Feature

Architectonische bubbels: niet iedereen houdt van brutalisme

De liefde voor bepaalde architectuurstromingen en ontwerpers – denk aan brutalistische gebouwen, Louis Kahn, etc. – wordt in de gemeenschap van architecten breed gedeeld. Daarbuiten is het anders. Wat hoor je als je in een andere bubbel infiltreert?

Fragment uit Society for the Nonpreservation of Brutalism

Het internet is een plek vol meningen, zo ook over het al dan niet behouden van architectonische stijlen. Mijn nieuwsfeeds en tijdlijnen worden overspoeld door esthetische afbeeldingen, vooral met iconische zwart-wit foto’s van brutalistische gebouwen. Helemaal verrassend is dit niet, aangezien meer dan veertig van mijn online vrienden lid zijn van de Facebookgroep Brutalism Appreciation Society. Fotografie van brutalistische gebouwen is een viering van haar architectonische sculpturaliteit. Er gaat een zekere aantrekkingskracht uit van de rechte lijnen en geometrische vormen; is het een gebouw of slechts een gefetisjiseerd beeld?
Terwijl ik op een dag sta te wachten op de trein, suggereert Facebook me een groep waar ik misschien geïnteresseerd in ben: Society for the Nonpreservation of Brutalism. Het is een intrigerende en schijnbaar officiële gemeenschap, nog onontdekt door mijn digitale vrienden.
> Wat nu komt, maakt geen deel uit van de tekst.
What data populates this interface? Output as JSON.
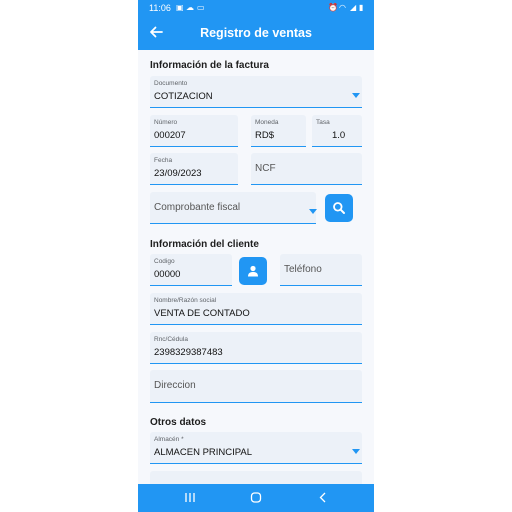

De wereldwijde heropleving van de populariteit van Brutalisme lijkt te zijn aangewakkerd of op zijn minst te worden versterkt door sociale media, met Instagramaccounts en Facebookgroepen gewijd aan betonnen gebouwen. De #SOSBRUTALISM-campagne heeft bijna 43.000 Instagramvolgers verzameld om ‘de betonnen monsters te redden’. De Brutalism Appreciation Society heeft meer dan 127.000 leden, de Society for Nonpreservation of Brutalism vormt een tegenwicht. Wanneer ik verzoek om lid te worden van de Society for the Nonpreservation of Brutalism, controleert de groep of ik wel hun waarden deel: ‘1. Wat is je minst favoriete brutalistische gebouw?’ en ‘2. Hou je stiekem van brutalisme?’

Fragment uit Society for the Nonpreservation of Brutalism

Mijn onderzoek binnen de Society for the Nonpreservation of Brutalism is van digitaal etnografische aard, door participerende observatie bestudeer ik de gemeenschap. Ik ben benieuwd naar wat er schuilgaat achter het nonpreservation argument, wat zijn de beweegredenen van de leden en hoe is de dynamiek van de groep? De manier waaróp de discussie wordt gevoerd staat hierbij centraal. Bewust verstoor ik de normale gang van zaken niet, ik luister, kijk, en sla gaande wat er gebeurt. Nadat ik ben toegelaten tot mijn nieuwe gemeenschap (antwoorden op de vragen: 1. The Barbican 2. Misschien, ik weet het niet zeker), heet de beschrijvende tekst van de groep me welkom. Er staat duidelijk wat je kunt verwachten:

Sommige mensen willen brutalistische architectuur behouden: zij zijn de mensen die er niet mee hoeven te leven. Van Boston tot Birmingham, van Tel Aviv tot Tiraspol, steden over de hele wereld zijn getekend door deze onmenselijke, betonnen wangedrochten. Ze zijn onaangenaam om naar te kijken en het is nog erger om langs te lopen. Ze tasten het historische en unieke karakter van een plek aan. Ze moeten weg.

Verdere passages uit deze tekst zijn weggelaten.